The River Bann (Irish: An Bhanna) is the longest river in Ulster, the total length being 80 miles (129km). The river winds its way from the south east corner of the country to the northwest coast, pausing in the middle to widen into the enormous Lough Neagh.
The river has played an important part in the industrialisation of the north of Ireland, especially in the Linen Industry. Today Salmon and Eel fisheries are the most important economic features of the river.
This stretch of the River Bann extends from Point of Whitecoat to Lough Neagh. It is one of the best known coarse fisheries in Europe, with the reaches in the Portadown town area established as big match venues. The Department has provided an attractive path along the boulevard on the West bank from Point of Whitecoat to the boathouse.
Craigavon Borough Council has provided a footpath from the boathouse through Shillington's Stretch, which they have developed mainly for pleasure anglers. Other stretches are frequently used for competitions. The Council has also developed an amenity area and constructed a number of fishing stands, including some for use by disabled anglers in the Council Stretch of Hoy's Meadow.
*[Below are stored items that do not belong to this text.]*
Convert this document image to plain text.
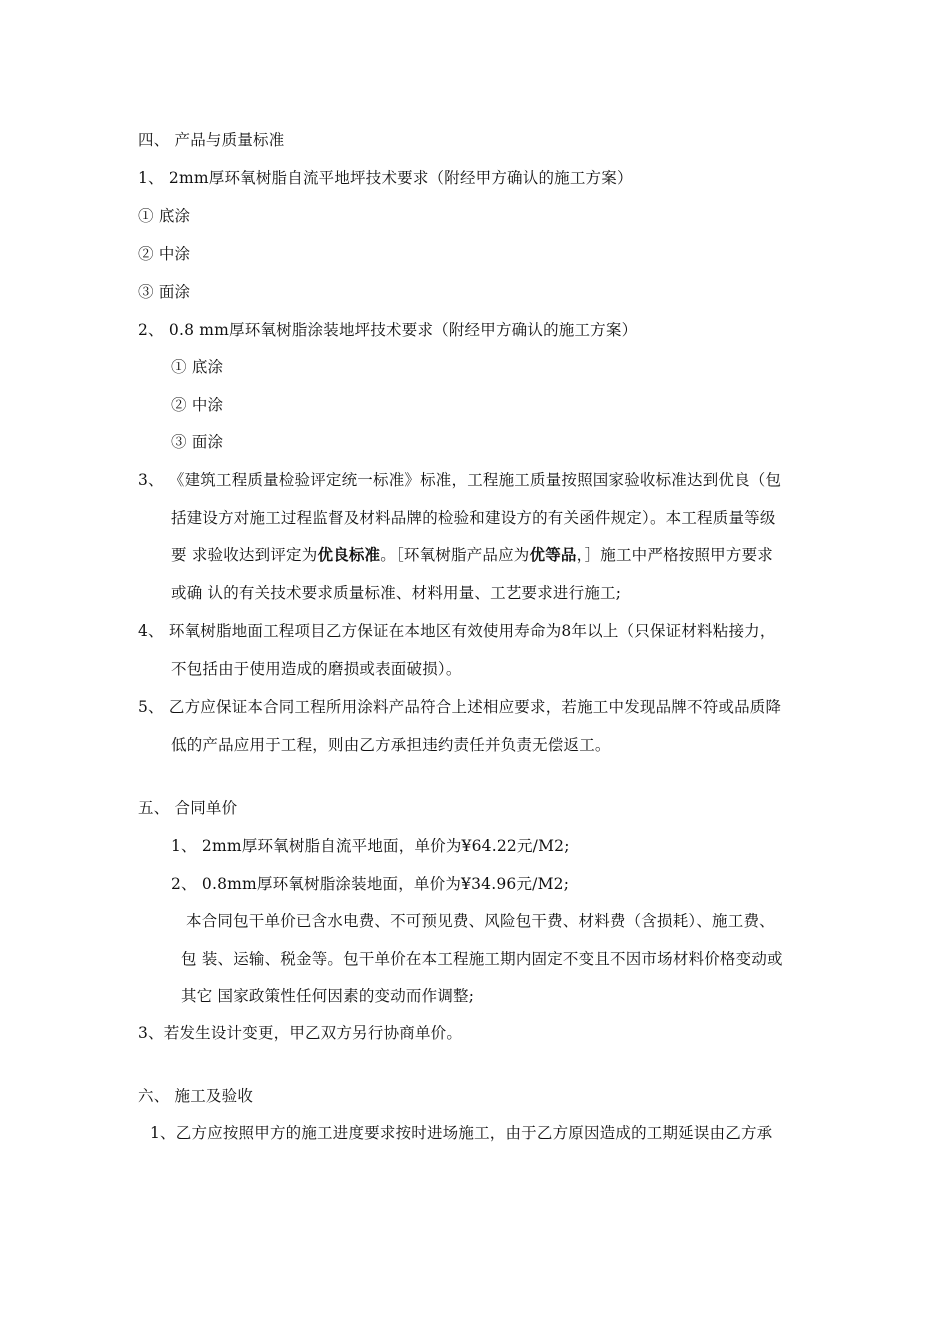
四、 产品与质量标准
1、 2mm厚环氧树脂自流平地坪技术要求（附经甲方确认的施工方案）
① 底涂
② 中涂
③ 面涂
2、 0.8 mm厚环氧树脂涂装地坪技术要求（附经甲方确认的施工方案）
① 底涂
② 中涂
③ 面涂
3、 《建筑工程质量检验评定统一标准》标准，工程施工质量按照国家验收标准达到优良（包
括建设方对施工过程监督及材料品牌的检验和建设方的有关函件规定）。本工程质量等级
要 求验收达到评定为优良标准。［环氧树脂产品应为优等品，］施工中严格按照甲方要求
或确 认的有关技术要求质量标准、材料用量、工艺要求进行施工;
4、 环氧树脂地面工程项目乙方保证在本地区有效使用寿命为8年以上（只保证材料粘接力，
不包括由于使用造成的磨损或表面破损）。
5、 乙方应保证本合同工程所用涂料产品符合上述相应要求，若施工中发现品牌不符或品质降
低的产品应用于工程，则由乙方承担违约责任并负责无偿返工。
五、 合同单价
1、 2mm厚环氧树脂自流平地面，单价为¥64.22元/M2;
2、 0.8mm厚环氧树脂涂装地面，单价为¥34.96元/M2;
本合同包干单价已含水电费、不可预见费、风险包干费、材料费（含损耗）、施工费、
包 装、运输、税金等。包干单价在本工程施工期内固定不变且不因市场材料价格变动或
其它 国家政策性任何因素的变动而作调整;
3、若发生设计变更，甲乙双方另行协商单价。
六、 施工及验收
1、乙方应按照甲方的施工进度要求按时进场施工，由于乙方原因造成的工期延误由乙方承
The Lower Bann drains the 250 square miles of Lough Neagh and all the salmon entering the huge system pass through it on their way upstream. The river is slow flowing but there are weirs and lock gates which create holding pools for fish as at Carnroe which provides salmon catches to rival anything in the country.
Two main tributaries of the Lower Bann, the Agivey and the Clady provide good sport when water levels are right with the Agivey being a highly productive small salmon river.